The late addition of this proposed new theory would substantially prejudice defendant at a time long after discovery has closed. Plaintiff has known for more than a year (and before seeking leave to file his Second Amended Complaint) about Biogen’s access to NIH’s JCV antibody assay in 2005. Indeed, the report produced in January 2015 by plaintiffs own expert, Dr. Major, who led the laboratory that developed the JCV antibody assay, disclosed this information.
Even assuming plaintiff gets beyond the issues of prejudice and untimeliness, I deny plaintiff leave to amend because his amendment would be futile. In analyzing the question of futility, the issue is not whether there has been “futility in prior amendments,” as plaintiff argues at page 10 of his Memorandum on Law in Support of Plaintiff s Motion for Leave to Amend Second Amended Complaint.7 The issue is whether the new allegations would be sufficient to state a cause of action against defendants for failing to develop a commercially viable JCV antibody assay. Plaintiff cites no case to suggest the viability of such a novel cause of action. Plaintiff cites Cottam v. CVS Pharmacy, 436 Mass. 316 (2002), for the proposition that Massachusetts recognizes a cause of action based on a person’s voluntary assumption of a duty to render services to another, which may then be enforced if negligently performed. 436 Mass. at 323-24. Cottam involved a pharmacy’s choice to provide information to individual customers. It did not involve the development of a product that might be generally available in the market if its efficacy could be demonstrated and if the FDA approved it.
ORDER
Defendants’ Joint Motion for Summary Judgment (Docket #66) is ALLOWED. Plaintiffs Motion for Leave to Amend Second Amended Complaint (Docket #64) is DENIED. Judgment shall enter for defendants accordingly.
The parties dispute the state of the research about the precise percentage of the population that had been exposed to JCV at the time Dr. Guttman prescribed Tysabri for Mrs. Gentile. This dispute is not material to my analysis.
In April 2005, Biogen announced that a third clinical trial patient had developed PML. This patient, who was treated in Belgium, had been prescribed Tysabri to treat Crohn’s disease.
Plaintiff also argues defendants voluntarily assumed and breached a duty to develop and commercialize a JCV antibody assay. Because plaintiff did not assert this claim in his complaint, I do not consider it. But see, infra, at 20-21.

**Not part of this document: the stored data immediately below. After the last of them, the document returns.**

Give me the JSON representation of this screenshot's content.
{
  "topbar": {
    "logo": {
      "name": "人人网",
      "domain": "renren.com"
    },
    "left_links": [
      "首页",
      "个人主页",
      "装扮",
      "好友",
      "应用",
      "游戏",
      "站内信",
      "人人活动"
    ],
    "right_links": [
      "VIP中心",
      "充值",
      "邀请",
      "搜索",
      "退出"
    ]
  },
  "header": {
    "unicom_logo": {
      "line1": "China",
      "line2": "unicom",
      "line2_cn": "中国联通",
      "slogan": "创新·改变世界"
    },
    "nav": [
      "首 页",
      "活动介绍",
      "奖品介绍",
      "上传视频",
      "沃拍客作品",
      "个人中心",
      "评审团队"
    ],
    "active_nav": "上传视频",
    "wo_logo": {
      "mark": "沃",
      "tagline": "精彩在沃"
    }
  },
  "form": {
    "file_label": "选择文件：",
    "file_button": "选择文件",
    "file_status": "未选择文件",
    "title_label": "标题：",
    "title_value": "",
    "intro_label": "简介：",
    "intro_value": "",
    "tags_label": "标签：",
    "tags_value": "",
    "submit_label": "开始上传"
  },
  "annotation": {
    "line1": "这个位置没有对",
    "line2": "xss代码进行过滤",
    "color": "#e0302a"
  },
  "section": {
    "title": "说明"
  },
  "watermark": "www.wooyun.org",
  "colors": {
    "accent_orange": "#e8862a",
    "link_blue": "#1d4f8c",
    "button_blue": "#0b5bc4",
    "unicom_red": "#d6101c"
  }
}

Although I apply New York law, plaintiff does not provide, nor was I able to find, any New York case support for his argument.
See also Memorandum on Law in Support of Plaintiffs Motion for Leave to Amend Second Amended Complaint at 10-11 (“Therefore, the Court should not find that Plaintiffs Motion is based on any undue delay, bad faith, or the futility of any prior amendments." (Emphasis added)).